A CMAJ letter1 from a “little cheese” family physician about new oral anticoagulants versus warfarin, and the response2 from three “big cheese” academic specialists show that readers and authors of guidelines do not always agree.
The Canadian Cardiovascular Society’s 2014 update of its Guidelines for the Management of Atrial Fibrillation3 unsystematically strengthened its 2012 recommendation that dabigatran, rivaroxaban, apixaban, and edoxaban (when licensed) are preferred over warfarin for most patients with atrial fibrillation.
The guideline authors note the absence of published randomized trials directly comparing the four new anticoagulants, and assure readers that “it is unlikely that any will be conducted in the near future.”3 The guideline emphasizes that indirect comparisons between new oral anticoagulants limit our ability to draw inferences on whether any are superior or inferior, and that “any differences in efficacy that might exist among the NOACs [new oral anticoagulants], and even the difference in efficacy between warfarin and each of the NOACs, is very small compared with the reduction of stroke with any OAC [oral anticoagulant] compared with no OAC.”
Can we learn from the example of cancer or combined antiretroviral therapy, where comparative effectiveness trials have led to preferred regimens based upon randomized controlled trials?

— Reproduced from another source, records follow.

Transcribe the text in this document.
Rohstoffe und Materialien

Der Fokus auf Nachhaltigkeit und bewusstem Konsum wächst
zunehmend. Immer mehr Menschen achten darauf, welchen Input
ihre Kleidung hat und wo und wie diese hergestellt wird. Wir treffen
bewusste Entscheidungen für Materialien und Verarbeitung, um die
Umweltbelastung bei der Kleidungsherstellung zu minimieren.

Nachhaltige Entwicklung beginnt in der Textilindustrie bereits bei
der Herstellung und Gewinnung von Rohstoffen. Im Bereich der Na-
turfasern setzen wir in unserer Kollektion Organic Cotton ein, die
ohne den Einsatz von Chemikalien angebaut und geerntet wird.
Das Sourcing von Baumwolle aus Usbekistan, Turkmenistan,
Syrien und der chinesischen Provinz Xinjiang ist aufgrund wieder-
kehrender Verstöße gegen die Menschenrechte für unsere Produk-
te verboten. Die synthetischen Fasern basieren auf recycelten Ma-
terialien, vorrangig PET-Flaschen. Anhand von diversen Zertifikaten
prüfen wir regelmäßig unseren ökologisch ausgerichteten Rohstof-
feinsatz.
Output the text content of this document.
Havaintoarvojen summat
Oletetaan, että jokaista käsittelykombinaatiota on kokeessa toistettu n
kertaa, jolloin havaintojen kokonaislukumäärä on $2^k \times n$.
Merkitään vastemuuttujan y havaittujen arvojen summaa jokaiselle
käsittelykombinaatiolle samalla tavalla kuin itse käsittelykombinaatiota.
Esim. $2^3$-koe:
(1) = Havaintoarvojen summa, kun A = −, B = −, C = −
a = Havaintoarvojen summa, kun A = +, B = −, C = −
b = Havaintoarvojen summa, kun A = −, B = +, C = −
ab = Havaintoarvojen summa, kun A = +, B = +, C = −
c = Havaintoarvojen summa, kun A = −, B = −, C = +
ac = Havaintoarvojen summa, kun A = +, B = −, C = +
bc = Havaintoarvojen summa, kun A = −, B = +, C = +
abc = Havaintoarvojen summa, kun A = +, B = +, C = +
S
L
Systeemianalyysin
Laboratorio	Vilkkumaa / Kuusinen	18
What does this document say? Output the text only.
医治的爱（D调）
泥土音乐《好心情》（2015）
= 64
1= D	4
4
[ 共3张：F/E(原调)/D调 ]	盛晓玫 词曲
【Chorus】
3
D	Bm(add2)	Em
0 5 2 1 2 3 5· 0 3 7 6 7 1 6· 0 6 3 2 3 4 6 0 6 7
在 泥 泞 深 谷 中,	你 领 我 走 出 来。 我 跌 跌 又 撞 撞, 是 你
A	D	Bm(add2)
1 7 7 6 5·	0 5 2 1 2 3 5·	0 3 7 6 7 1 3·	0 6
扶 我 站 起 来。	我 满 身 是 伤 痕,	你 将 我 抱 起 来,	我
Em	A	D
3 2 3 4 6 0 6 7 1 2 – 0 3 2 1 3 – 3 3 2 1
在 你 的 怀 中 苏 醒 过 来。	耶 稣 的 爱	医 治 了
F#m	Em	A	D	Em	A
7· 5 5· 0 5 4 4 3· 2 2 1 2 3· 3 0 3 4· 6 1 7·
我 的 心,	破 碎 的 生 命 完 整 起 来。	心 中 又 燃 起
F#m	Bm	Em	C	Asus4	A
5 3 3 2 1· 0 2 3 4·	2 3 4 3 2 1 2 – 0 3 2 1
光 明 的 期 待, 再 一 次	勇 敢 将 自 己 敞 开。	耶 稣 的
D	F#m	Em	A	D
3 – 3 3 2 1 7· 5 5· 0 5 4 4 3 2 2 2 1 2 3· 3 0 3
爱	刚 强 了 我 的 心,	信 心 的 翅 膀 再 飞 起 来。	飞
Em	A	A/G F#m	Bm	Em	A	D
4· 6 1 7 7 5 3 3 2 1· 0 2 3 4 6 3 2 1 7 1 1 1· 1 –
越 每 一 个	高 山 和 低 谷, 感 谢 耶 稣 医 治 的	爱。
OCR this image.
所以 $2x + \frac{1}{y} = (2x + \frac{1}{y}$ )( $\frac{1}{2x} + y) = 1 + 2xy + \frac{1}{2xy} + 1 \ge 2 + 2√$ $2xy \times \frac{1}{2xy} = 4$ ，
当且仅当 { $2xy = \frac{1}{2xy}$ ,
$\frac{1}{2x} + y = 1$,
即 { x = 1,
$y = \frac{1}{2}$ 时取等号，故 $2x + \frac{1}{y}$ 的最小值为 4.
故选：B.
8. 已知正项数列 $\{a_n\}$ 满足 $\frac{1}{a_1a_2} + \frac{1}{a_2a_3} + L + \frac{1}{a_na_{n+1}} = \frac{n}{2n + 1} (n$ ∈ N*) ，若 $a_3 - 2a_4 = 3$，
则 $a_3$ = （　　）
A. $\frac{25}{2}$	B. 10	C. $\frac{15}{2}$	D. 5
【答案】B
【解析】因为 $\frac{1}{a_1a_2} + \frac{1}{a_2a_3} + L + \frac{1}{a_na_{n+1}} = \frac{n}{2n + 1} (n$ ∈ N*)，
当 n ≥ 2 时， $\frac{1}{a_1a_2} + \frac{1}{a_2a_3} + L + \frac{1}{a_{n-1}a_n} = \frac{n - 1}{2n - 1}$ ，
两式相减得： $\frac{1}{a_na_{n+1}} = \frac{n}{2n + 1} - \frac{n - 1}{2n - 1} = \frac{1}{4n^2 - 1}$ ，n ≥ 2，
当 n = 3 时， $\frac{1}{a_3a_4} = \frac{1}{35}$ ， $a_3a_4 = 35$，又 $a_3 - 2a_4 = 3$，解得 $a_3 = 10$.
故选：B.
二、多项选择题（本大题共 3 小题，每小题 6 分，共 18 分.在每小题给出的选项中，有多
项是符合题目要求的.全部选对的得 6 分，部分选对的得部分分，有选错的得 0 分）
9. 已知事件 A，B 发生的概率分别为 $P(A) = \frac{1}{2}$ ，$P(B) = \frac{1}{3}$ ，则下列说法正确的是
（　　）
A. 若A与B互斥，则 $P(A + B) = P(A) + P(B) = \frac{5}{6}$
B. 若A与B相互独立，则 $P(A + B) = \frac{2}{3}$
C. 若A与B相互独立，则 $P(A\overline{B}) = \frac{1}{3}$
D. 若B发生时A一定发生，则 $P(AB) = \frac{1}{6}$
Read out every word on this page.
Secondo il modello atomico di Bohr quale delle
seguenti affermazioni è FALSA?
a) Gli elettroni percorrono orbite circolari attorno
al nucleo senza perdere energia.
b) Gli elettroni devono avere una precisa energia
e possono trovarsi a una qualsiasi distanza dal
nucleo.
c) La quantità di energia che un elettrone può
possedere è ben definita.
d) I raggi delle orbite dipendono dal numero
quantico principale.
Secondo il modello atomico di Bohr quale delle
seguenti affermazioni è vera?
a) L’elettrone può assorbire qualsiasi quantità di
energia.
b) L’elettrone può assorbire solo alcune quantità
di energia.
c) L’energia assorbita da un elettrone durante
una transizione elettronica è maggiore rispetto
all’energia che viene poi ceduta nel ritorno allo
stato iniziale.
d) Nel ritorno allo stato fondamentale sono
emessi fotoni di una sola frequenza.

Not all clinicians have jumped on the bandwagon. That’s likely because of concern that warfarin management in the control arms of the principal randomized controlled trials was suboptimal according to the US Food and Drug Administration’s medical reviewers; we cannot reverse the anticoagulant effect of the new oral anticoagulants or monitor anticoagulant activity; and irregularities in the conduct of the randomized controlled trials may have compromised the apparent evidence.4–6
Atrial fibrillation is estimated to affect 350 000 Canadians.7 Canada could conduct a randomized controlled trial comparing the new oral anticoagulants with warfarin in suitable, comprehensively informed patients with nonvalvular atrial fibrillation and for additional indications for anticoagulation such as venous thromboembolism. With central randomization, the trial could be conducted in the context of usual clinical care, using linked administrative datasets to ascertain the most important clinical outcomes, including death, disability from stroke or intracranial hemorrhage, total serious adverse events and clinically important vascular events. Such a trial could be conducted at a trivial cost when compared to the benefits to health and quality of care. What are we waiting for?
Footnotes
Competing interests: Thomas L. Perry was a pain expert for plaintiff lawyers, US Neurontin lawsuit 2008–2010, an expert consultant for a proposed class action lawsuit against Purdue Pharma (OxyContin) promotion, and a participant in an audit of RE-LY trial (dabigatran) paid by multidistrict litigators (USA). He was also a paid consultant to a multidistrict litigation consortium in the United States on an independent audit of the RE-LY trial (dabigatran). His role was principally to re-adjudicate (blinded) clinical events reported in the trial. No other competing interests were declared.